Not saying there weren't false starts, but your example of eliminate() is actually a fairly common idiom[0] where, when a function is testing things for "truthiness" or "falsiness", it will return the truthy or falsey value rather than actual True or False. It lets code be more brief because you can do e.g. a check for null and perform assignment of either the value or a default in a single statement, so for example something like this:

  if( maybeNullValue ) {
    myValue = maybeNullValue;
  } else {
    myValue = defaultValue;
  }
can instead be expressed as this:

  myValue = maybeNullValue || defaultValue;
I'm personally a little bit torn about it. On the one hand, now that I'm familiar with it I love how much more concise code can be. On the other, it can have a fairly negative impact on code maintainability: if someone comes along who isn't familiar with that idiom, they might have a bad time trying to figure out what's going on (or worse, they might take offense that all these predicates aren't returning True or False values and rewrite the whole mess--or you could end up with a mix of the two, where some functions follow the idiomatic convention and others return actual boolean values which is arguably the worst)

Also I'm not trying to say that there's not some YAGNI going on here--just that I suspect he did it that way somewhat reflexively, and that in that particular case we probably cannot infer he had originally intended to do something else with those results and then changed his mind later.

[0] at least in the Lisp world, which Norvig has extensive experience with[1]

[1] https://github.com/norvig/paip-lisp

He didn't give an implementation time for the sudoku solver, but he did say he completed the spell checker in a single transcontinental flight.
I don't remember how long it took me to do the spell checker challenge:

https://github.com/dlang/dmd/blob/master/src/dmd/root/spelle...

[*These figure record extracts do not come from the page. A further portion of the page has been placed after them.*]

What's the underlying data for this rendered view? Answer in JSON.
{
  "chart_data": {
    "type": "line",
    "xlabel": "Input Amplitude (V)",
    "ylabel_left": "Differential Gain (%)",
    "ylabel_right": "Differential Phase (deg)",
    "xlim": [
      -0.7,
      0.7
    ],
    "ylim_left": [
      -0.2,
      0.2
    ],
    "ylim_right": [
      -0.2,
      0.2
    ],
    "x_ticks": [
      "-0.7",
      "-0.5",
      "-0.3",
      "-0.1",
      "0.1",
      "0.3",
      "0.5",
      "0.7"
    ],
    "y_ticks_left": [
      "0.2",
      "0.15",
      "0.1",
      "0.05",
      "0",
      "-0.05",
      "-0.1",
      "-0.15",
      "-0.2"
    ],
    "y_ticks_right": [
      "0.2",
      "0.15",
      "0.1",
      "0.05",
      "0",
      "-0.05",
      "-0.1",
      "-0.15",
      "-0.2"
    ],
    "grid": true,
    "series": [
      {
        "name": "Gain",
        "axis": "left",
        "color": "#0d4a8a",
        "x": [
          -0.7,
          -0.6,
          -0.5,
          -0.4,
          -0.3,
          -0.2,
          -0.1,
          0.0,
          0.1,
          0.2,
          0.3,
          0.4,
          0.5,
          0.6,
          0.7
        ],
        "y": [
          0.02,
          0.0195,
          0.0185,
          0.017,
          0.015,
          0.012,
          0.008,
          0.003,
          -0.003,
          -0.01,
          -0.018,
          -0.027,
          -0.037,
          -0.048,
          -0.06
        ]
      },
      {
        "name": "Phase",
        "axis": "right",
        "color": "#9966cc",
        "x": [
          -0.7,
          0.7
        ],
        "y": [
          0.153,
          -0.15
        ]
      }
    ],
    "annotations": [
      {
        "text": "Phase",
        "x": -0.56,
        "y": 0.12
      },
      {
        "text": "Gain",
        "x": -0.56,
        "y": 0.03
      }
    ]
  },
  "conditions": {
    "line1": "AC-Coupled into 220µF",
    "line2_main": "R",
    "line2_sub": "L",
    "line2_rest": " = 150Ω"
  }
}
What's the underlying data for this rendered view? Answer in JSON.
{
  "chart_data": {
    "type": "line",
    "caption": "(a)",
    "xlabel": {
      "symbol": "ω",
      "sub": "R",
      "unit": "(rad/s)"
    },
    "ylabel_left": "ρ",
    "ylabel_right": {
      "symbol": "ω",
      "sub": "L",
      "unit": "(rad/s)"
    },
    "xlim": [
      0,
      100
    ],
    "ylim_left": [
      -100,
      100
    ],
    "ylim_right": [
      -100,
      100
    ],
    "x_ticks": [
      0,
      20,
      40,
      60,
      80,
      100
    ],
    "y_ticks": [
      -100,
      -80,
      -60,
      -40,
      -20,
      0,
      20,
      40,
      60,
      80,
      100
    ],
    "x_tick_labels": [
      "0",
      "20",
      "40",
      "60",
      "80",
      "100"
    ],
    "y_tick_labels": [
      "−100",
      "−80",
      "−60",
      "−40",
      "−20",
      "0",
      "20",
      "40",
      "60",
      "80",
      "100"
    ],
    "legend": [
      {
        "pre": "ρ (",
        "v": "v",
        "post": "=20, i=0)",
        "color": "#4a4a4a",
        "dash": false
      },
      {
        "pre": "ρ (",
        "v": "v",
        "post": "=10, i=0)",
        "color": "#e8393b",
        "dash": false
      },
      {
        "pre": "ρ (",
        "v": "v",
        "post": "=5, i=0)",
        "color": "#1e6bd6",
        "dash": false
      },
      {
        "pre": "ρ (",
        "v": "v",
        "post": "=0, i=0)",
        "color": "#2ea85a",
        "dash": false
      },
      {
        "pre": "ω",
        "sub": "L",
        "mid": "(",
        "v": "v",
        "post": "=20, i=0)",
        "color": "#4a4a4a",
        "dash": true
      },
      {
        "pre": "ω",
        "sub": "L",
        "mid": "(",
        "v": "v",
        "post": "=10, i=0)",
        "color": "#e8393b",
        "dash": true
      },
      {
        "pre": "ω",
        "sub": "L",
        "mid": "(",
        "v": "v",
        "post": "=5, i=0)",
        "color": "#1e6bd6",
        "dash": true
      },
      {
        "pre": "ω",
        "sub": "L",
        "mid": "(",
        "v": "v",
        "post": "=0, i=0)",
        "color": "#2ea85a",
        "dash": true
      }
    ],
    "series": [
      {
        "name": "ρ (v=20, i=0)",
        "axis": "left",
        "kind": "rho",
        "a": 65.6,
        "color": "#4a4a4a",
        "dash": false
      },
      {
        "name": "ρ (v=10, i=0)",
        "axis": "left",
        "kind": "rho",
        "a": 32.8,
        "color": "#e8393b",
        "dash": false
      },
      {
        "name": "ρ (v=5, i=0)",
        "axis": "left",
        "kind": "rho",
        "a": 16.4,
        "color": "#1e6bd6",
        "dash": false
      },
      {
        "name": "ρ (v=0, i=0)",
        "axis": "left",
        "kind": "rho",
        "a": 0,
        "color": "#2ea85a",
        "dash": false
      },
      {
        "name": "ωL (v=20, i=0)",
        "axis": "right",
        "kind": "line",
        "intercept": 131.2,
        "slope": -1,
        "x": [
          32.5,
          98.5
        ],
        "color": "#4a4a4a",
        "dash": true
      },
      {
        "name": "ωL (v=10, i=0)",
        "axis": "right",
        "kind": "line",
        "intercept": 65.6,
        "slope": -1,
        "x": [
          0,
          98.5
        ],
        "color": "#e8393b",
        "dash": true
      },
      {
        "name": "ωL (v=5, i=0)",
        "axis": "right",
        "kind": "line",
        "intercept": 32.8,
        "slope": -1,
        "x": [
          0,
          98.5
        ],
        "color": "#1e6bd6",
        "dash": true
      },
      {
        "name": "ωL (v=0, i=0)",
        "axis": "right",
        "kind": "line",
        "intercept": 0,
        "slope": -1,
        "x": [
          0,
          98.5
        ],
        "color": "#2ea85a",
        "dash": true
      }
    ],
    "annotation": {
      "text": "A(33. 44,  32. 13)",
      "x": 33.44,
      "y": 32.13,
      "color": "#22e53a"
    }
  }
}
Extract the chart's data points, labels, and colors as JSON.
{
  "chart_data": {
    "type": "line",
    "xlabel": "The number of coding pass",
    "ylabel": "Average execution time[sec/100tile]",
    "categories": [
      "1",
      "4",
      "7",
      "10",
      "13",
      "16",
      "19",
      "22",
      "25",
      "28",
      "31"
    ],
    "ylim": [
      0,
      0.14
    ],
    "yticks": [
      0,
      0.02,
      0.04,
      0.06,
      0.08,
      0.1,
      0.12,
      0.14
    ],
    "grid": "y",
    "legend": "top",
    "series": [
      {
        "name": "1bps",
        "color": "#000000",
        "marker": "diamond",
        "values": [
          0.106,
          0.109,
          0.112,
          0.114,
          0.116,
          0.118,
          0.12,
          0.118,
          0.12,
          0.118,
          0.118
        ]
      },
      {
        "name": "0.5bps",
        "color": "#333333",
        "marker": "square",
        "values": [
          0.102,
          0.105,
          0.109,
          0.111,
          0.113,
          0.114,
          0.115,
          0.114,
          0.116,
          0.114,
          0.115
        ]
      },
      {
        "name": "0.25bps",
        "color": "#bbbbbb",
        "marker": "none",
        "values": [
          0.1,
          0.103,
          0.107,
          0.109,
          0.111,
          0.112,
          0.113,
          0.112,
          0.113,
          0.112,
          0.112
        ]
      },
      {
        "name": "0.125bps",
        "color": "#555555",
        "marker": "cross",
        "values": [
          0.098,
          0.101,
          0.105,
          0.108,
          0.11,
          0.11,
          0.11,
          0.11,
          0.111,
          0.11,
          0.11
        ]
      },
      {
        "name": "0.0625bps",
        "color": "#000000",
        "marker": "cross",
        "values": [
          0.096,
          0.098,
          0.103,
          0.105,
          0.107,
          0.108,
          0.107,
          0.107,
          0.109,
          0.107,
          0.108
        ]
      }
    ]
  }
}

but I'm sure it was much longer than it took Peter. This checker is used by the D compiler to look for a misspelled identifier when a symbol lookup fails. The identifiers in scope form the dictionary.

It works surprisingly well. I added it to the Digital Mars C++ compiler as well.

https://github.com/DigitalMars/Compiler/blob/master/dm/src/d...

> returns either `values` or False, when both of its callers would be just as happy if it returned True or False.)

That's pythonic.

You don't convert from a data type to Boolean.